Close to five this afternoon, I was waiting for a ride home from D., and I had a few minutes to pass in my office. I'd already booted down the laptop and stowed it in my backpack. I didn't have the gusto to continue readings (for next week already) from the two seminars I had today, and I was feeling somewhat blaze after a full day on campus overflowing with six hours of intense discussion. So I straightened up one of my office shelves and got to leafing through a few odd journals casually handed off to me by a colleague last year. There were five or six yellowed issues of Composition Studies and JAC; I fixed on JAC 8 (1988), specifically David Foster's "What Are We Talking About When We Talk About Composition?", which ends

As informed readers and deliberately inclusive thinkers, we must be the measure of our discipline. Science cannot claim ascendancy in any area of human knowledge, particularly in that complex blend of knowledge-streams we call composition. We must be wary of those who, uncomfortable with the ambiguities of discourse and complacent with the quantitative, empirical perspective, would have us assume that perspective alone.
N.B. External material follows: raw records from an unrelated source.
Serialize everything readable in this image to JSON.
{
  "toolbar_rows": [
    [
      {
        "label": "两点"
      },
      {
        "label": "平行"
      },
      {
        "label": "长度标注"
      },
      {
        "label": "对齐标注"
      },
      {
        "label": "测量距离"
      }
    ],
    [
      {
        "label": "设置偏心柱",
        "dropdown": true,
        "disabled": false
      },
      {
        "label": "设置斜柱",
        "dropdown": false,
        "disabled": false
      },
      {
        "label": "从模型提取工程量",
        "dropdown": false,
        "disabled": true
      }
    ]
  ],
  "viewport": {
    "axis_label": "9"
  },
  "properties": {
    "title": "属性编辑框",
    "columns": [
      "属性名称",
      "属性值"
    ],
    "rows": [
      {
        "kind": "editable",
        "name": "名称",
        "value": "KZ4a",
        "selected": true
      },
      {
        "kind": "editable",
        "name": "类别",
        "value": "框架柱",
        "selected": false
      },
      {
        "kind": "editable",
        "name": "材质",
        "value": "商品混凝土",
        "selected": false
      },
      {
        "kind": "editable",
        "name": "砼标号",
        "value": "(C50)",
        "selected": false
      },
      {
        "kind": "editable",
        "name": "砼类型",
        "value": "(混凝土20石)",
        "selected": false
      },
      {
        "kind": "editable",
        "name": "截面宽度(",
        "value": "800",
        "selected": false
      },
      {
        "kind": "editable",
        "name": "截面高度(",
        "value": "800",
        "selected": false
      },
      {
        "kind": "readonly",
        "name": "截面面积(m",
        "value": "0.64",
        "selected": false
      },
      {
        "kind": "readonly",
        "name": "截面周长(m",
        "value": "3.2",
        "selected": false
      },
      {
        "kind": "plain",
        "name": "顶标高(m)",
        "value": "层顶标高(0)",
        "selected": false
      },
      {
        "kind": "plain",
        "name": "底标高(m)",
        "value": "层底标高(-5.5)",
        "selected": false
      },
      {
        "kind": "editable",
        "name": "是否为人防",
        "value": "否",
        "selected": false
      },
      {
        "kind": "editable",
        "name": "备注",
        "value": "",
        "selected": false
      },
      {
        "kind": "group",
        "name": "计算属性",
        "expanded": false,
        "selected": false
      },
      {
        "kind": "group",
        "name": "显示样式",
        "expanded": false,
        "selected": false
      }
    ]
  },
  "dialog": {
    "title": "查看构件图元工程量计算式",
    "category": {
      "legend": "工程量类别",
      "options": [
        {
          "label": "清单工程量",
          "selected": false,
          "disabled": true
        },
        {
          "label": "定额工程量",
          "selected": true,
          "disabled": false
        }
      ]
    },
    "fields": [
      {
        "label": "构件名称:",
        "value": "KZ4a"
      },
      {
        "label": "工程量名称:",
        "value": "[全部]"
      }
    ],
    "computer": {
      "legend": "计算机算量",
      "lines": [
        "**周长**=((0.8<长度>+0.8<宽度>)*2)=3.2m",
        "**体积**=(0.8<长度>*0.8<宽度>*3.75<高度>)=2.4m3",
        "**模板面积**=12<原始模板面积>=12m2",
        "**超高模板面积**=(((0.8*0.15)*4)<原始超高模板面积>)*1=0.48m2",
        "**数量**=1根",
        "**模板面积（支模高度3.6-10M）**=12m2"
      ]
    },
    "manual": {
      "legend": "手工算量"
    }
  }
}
As informed readers, we must juggle and juxtapose the claims of different modes of inquiry, recognizing what each contributes and what each lacks. To ref use this invitation to an intellectual pluralism, to settle in its place for a single perspective, is to invite the punishment we all hated in grade school: having to write the same sentence one hundred times. In this case, it would be "I will not know. I will not know. I will not know..."

Stimulating find, I thought, and then I started to wonder whether what we are talking about when we talk about composition in 2006 is so radically remade from what we were talking about when we talked about composition in 1988. And then my ride was waiting.